Focus . . .
Maybe it’s just me, but why can it be so hard to focus sometimes? Is it that there is so much to do that choosing one or two things to concentrate on is downright difficult? Or, is it that fun opportunities trump work, which can be OK, for awhile, but eventually those responsibilities won’t be able to be put off any longer? Once the decision has been made to buckle down and focus on a task at hand, it can be eye opening.
Photographically speaking, focus is important. It shows what a photographer is trying to express by drawing attention to an object or person or part of a whole. Yet, achieving focus on the subject in your pictures can be as difficult as focusing on areas of your life. For DSLR users, I have a few tips to offer and aid in finding focus this month. First things first, it’s time for you to tell the camera what you want to focus on and don’t rely on the camera to know what you want automatically. When in auto mode, the camera chooses the focus points based on the shooting conditions. Sometimes this works, but sometimes it doesn’t and when it doesn’t it can be frustrating. You end up with your subject out of focus and something in the background in focus. To correct this, put your camera in manual, aperture priority, shutter priority or program mode, choose a focus point and take back creative control.

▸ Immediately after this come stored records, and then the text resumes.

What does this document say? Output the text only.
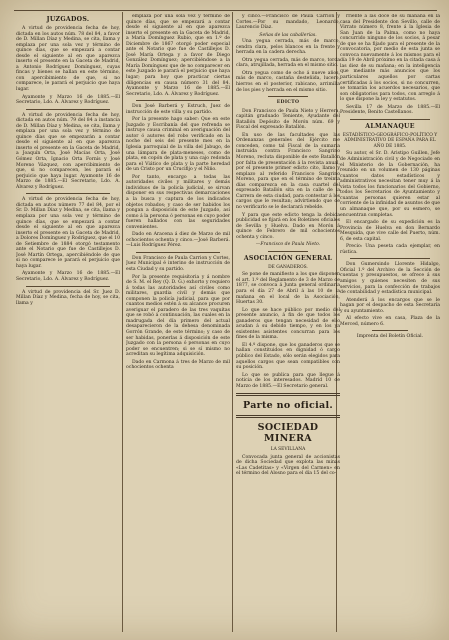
JUZGADOS.

A virtud de providencia fecha de hoy, dictada en los autos núm. 78 del 84, a favor de D. Millan Díaz y Medina, se cita, llama y emplaza por una sola vez y término de quince días, que se empezará a contar desde el siguiente al en que aparezca inserto el presente en la Gaceta de Madrid, a Antonio Rodríguez Domínguez, cuyas fincas y bienes se hallan en este término, con apercibimiento de que, si no comparece, le parará el perjuicio que haya lugar.

Ayamonte y Marzo 16 de 1885.—El Secretario, Ldo. A. Álvarez y Rodríguez.

A virtud de providencia fecha de hoy, dictada en autos núm. 79 del 84 a instancia de D. Millan Díaz y Medina, se cita, llama y emplaza por una sola vez y término de quince días que se empezarán a contar desde el siguiente al en que aparezca inserto el presente en la Gaceta de Madrid, a Joaquín Orta, José Macías Orta, José Gómez Orta, Ignacio Orta Fornís y José Moreno Vázquez, con apercibimiento de que, si no comparecen, les parará el perjuicio que haya lugar. Ayamonte 16 de Marzo de 1885.—El Secretario, Ldo. A. Álvarez y Rodríguez.

A virtud de providencia fecha de hoy, dictada en autos número 77 del 84, por el Sr. D. Millan Díaz y Medina, se cita, llama y emplaza por una sola vez y término de quince días, que se empezará a contar desde el siguiente al en que aparezca inserto el presente en la Gaceta de Madrid, a Dolores Domínguez y Rodríguez, que el 10 de Setiembre de 1884 otorgó testamento ante el Notario que fue de Castillejos D. José Martín Ortega, apercibiéndole de que si no comparece le parará el perjuicio que haya lugar.

Ayamonte y Marzo 16 de 1885.—El Secretario, Ldo. A. Álvarez y Rodríguez.

A virtud de providencia del Sr. Juez D. Millan Díaz y Medina, fecha de hoy, se cita, llama y

emplaza por una sola vez y término de quince días, que se empezará a contar desde el siguiente al en que aparezca inserto el presente en la Gaceta de Madrid, a María Domínguez Rubio, que en 1.º de Diciembre de 1867 otorgó poder especial ante el Notario que fue de Castillejos D. José María Ortega y a favor de Diego González Domínguez; apercibiéndose a la María Domínguez que de no comparecer en este Juzgado le parará el perjuicio que haya lugar; para hoy que practicar ciertas diligencias en causa número 31 del 84. Ayamonte y Marzo 16 de 1885.—El Secretario, Ldo. A. Álvarez y Rodríguez.

Don José Barberá y Estruch, Juez de instrucción de este villa y su partido.

Por la presente hago saber: Que en este Juzgado y Escribanía del que refrenda se instruye causa criminal en averiguación del autor ó autores del robo verificado en la noche del seis del presente mes en la Iglesia parroquial de la villa del Jabugo, de una lámpara de plata-meneses, como de plata, en copón de plata y una cajo redonda para el Viático de plata y la parte heredad de un Cristo por un Crucifijo y el Niño.

Por tanto, encargo a todas las autoridades civiles y militares y demás individuos de la policía judicial, se sirvan disponer en sus respectivas demarcaciones a la busca y captura de los indicados objetos robados; y caso de ser habidos los pongan a disposición de este Juzgado, así como á la persona ó personas en cuyo poder fueren hallados con las seguridades convenientes.

Dado en Aracena á diez de Marzo de mil ochocientos ochenta y cinco.—José Barberá.—Luis Rodríguez Pérez.

Don Francisco de Paula Carrion y Cortes, Juez Municipal é interino de instrucción de esta Ciudad y su partido.

Por la presente requisitoria y á nombre de S. M. el Rey (Q. D. G.) exhorto y requiero á todas las autoridades así civiles como militares, guardia civil y demás que componen la policía judicial, para que por cuantos medios estén á su alcance procuren averiguar el paradero de las tres vaquitas que se robó á continuación, las cuales en la madrugada del día primero del actual desaparecieron de la dehesa denominada Gorrón Grande, de este término; y caso de ser habidas, ponerlas á disposición de este Juzgado con la persona ó personas en cuyo poder se encuentren; si se sí mismo no acreditan su legítima adquisición.

Dado en Carmona á tres de Marzo de mil ochocientos ochenta

y cinco.—Francisco de Paula Carrion y Cortes.—Por su mandado, Leonardo, Laurencio Díaz.

Señas de las caballerías.

Una yegua cerrada, más de marco, cendra clara, pelos blancos en la frente y herrada en la cadera derecha.

Otra yegua cerrada, más de marco, torda clara, atrujillada, herrada en el mismo sitio.

Otra yegua como de ocho á nueve años, más de marco, castaña desteñida, lucero, hierros en el posterior, rabicano, arrimilla de los pies y herrada en el mismo sitio.

EDICTO

Don Francisco de Paula Nieto y Herrera, capitán graduado Teniente, Ayudante del Batallón Depósito de Morón núm. 69 y Fiscal del expresado Batallón.

En uso de las facultades que las Ordenanzas generales del Ejército me conceden, como tal Fiscal de la sumaria instruida contra Francisco Sangrino Moreno, recluta disponible de este Batallón por falta de presentación á la revista anual, por el presente primer edicto cito, llamo y emplazo al referido Francisco Sangrino Moreno, para que en el término de treinta días comparezca en la casa cuartel del expresado Batallón sita en la calle de la Carrera de esta ciudad, para contestar á los cargos que le resultan; advirtiendo que de no verificarlo se le declarará rebelde.

Y para que este edicto tenga la debida publicidad se fijará en los Boletines oficiales de Sevilla y Huelva. Dado en Morón á quince de Febrero de mil ochocientos ochenta y cinco.

—Francisco de Paula Nieto.
ASOCIACIÓN GENERAL
DE GANADEROS.

Se pone de manifiesto a los que disponen el art. 1.º del Reglamento de 3 de Marzo de 1877, se convoca á Junta general ordinaria para el día 27 de Abril á las 10 de la mañana en el local de la Asociación, Huertas 30.

Lo que se hace público por medio del presente anuncio, á fin de que todos los ganaderos que tengan necesidad de ello acudan á su debido tiempo, y en los ya existentes asistentes concurran para los fines de la misma.

El 4.º dispone, que los ganaderos que se hallan constituidos en dignidad ó cargo público del Estado, sólo serán elegidos para aquellos cargos que sean compatibles con su posición.

Lo que se publica para que llegue á noticia de los interesados. Madrid 10 de Marzo de 1885.—El Secretario general.

Parte no oficial.
SOCIEDAD MINERA
LA SEVILLANA

Convocada junta general de accionistas de dicha Sociedad que explota las minas «Las Cadetitas» y «Virgen del Carmen» en el término del Alosno para el día 15 del co-

rriente á las doce de su mañana en la casa del Presidente don Sevillo, calle de Virrato número 8, frente á la Iglesia de San Juan de la Palma, como no haya concurrido ninguno de los socios, á pesar de que se ha fijado para el presente de la convocatoria, por medio de esta junta se convoca nuevamente á los mismos para el día 19 de Abril próximo en la citada casa á las diez de su mañana; en la inteligencia que mediante más anuncios que los particulares aquellos por cartas certificadas á los socios, si no concurren, se tomarán los acuerdos necesarios, que son obligatorios para todos, con arreglo á lo que dispone la ley y estatutos.

Sevilla 17 de Marzo de 1885.—El Presidente, Benito Castellanos.

ALMANAQUE
ESTADÍSTICO-GEOGRÁFICO-POLÍTICO Y ADMINISTRATIVO DE ESPAÑA PARA EL AÑO DE 1885.

Su autor, el Sr. D. Aristipo Guillen, Jefe de Administración civil y de Negociado en el Ministerio de la Gobernación, ha reunido en un volumen de 130 páginas cuantos datos estadísticos y administrativos necesitan tener muy á la vista todos los funcionarios del Gobierno, todos los Secretarios de Ayuntamiento y cuantas personas quieren estar al corriente de la infinidad de asuntos de que un almanaque que, por su esmero, se encuentran completas.

El encargado de su expedición es la Provincia de Huelva en don Bernardo Mesquida, que vive calle del Puerto, núm. 6, de esta capital.

Precio: Una peseta cada ejemplar, en rústica.

Don Gumersindo Llorente Hidalgo, Oficial 1.º del Archivo de la Sección de cuentas y presupuestos, se ofrece á sus amigos y quienes necesiten de sus servicios, para la confección de trabajos de contabilidad y estadística municipal.

Atenderá á los encargos que se le hagan por el despacho de esta Secretaría y su ayuntamiento.

Al efecto vive en casa, Plaza de la Merced, número 6.

Imprenta del Boletín Oficial.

It can turn your world upside down, in a good way! Now that you are out of auto, the first thing is telling your camera where to focus. Go ahead get bossy! Most modern cameras have at least nine auto-focus points (some have many more), which are the spots the camera will look to achieve focus when you have your lens set to auto-focus. Using the selection point button, you can choose one of the nine points by highlighting one and then using the dial to move the highlighter to the different points. If you highlight all the points the camera chooses automatically which point for each shot, so choose one. Often, the center point is the most sensitive and hence fastest at achieving focus, because it uses cross type focusing and the others don’t. But, maybe you don’t always want your subject in the center of your picture. What then? You can do one of two things; either change your auto-focus point to one of the others that is closer to your subject or focus using the center point and then recompose your shot. To do this, push half way down on the shutter button and when focus is locked in, you will either see a red highlight of your focus point and/or hear a beep, keep holding the shutter down half way while recomposing your shot and placing the subject where you would like; then push all the way down on the shutter button taking your shot.

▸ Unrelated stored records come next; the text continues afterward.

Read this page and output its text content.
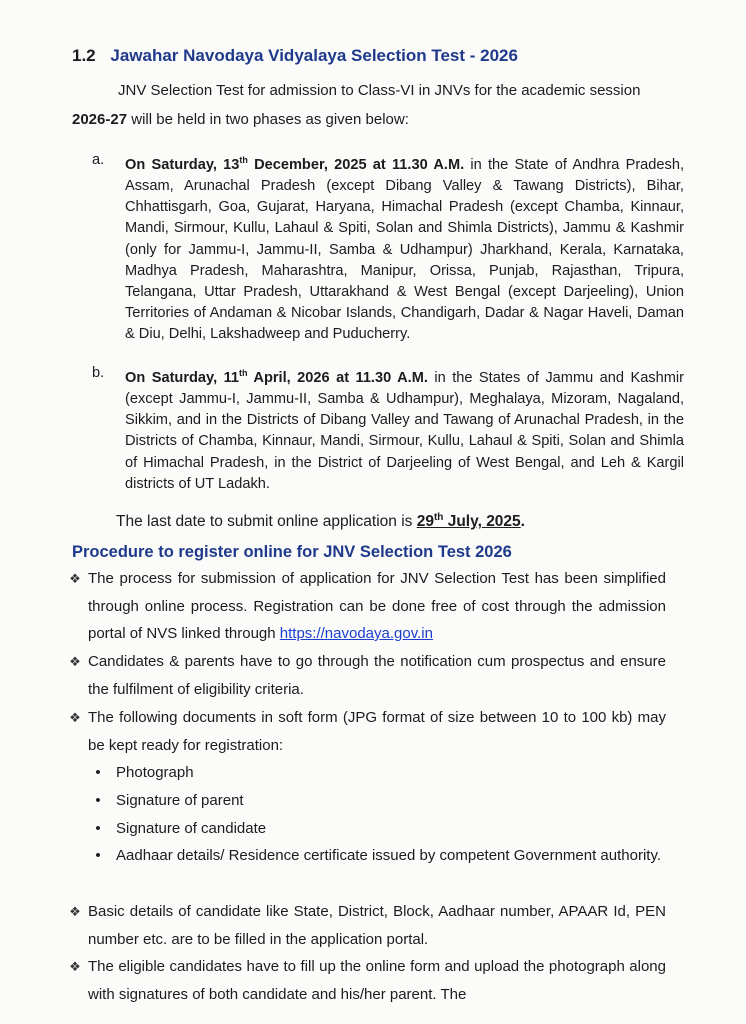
1.2 Jawahar Navodaya Vidyalaya Selection Test - 2026
JNV Selection Test for admission to Class-VI in JNVs for the academic session
2026-27 will be held in two phases as given below:
a.	On Saturday, 13th December, 2025 at 11.30 A.M. in the State of Andhra Pradesh, Assam, Arunachal Pradesh (except Dibang Valley & Tawang Districts), Bihar, Chhattisgarh, Goa, Gujarat, Haryana, Himachal Pradesh (except Chamba, Kinnaur, Mandi, Sirmour, Kullu, Lahaul & Spiti, Solan and Shimla Districts), Jammu & Kashmir (only for Jammu-I, Jammu-II, Samba & Udhampur) Jharkhand, Kerala, Karnataka, Madhya Pradesh, Maharashtra, Manipur, Orissa, Punjab, Rajasthan, Tripura, Telangana, Uttar Pradesh, Uttarakhand & West Bengal (except Darjeeling), Union Territories of Andaman & Nicobar Islands, Chandigarh, Dadar & Nagar Haveli, Daman & Diu, Delhi, Lakshadweep and Puducherry.
b.	On Saturday, 11th April, 2026 at 11.30 A.M. in the States of Jammu and Kashmir (except Jammu-I, Jammu-II, Samba & Udhampur), Meghalaya, Mizoram, Nagaland, Sikkim, and in the Districts of Dibang Valley and Tawang of Arunachal Pradesh, in the Districts of Chamba, Kinnaur, Mandi, Sirmour, Kullu, Lahaul & Spiti, Solan and Shimla of Himachal Pradesh, in the District of Darjeeling of West Bengal, and Leh & Kargil districts of UT Ladakh.
The last date to submit online application is 29th July, 2025.
Procedure to register online for JNV Selection Test 2026
❖ The process for submission of application for JNV Selection Test has been simplified through online process. Registration can be done free of cost through the admission portal of NVS linked through https://navodaya.gov.in
❖ Candidates & parents have to go through the notification cum prospectus and ensure the fulfilment of eligibility criteria.
❖ The following documents in soft form (JPG format of size between 10 to 100 kb) may be kept ready for registration:
• Photograph
• Signature of parent
• Signature of candidate
• Aadhaar details/ Residence certificate issued by competent Government authority.
❖ Basic details of candidate like State, District, Block, Aadhaar number, APAAR Id, PEN number etc. are to be filled in the application portal.
❖ The eligible candidates have to fill up the online form and upload the photograph along with signatures of both candidate and his/her parent. The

While recomposing, it is important to remember to keep your subject in the same focal plane or risk loosing focus. Now, go out and practice, practice, practice!
This year, we are offering suggestions of ways to practice and hone the skills you may learn from Backyard Sisters and feel free to let us know how it’s going.
- Getting out of auto mode and telling the camera where to focus, will give you more creative control in your photography.
- Think about what you want to say in your photos this week and how focus can help convey that message.
- Use any mode but auto and use the center point to focus lock and recompose
- Also, try switching auto focus points using the point selection button
- Try using the eyes of a person or an animal as your focus point in a photo this week. If the person is angled and the eyes are not on the same plane, focus on the eye closest to you.
Keep in mind, according to Mark Twain, “you cannot depend on your eyes if your imagination is out of focus.”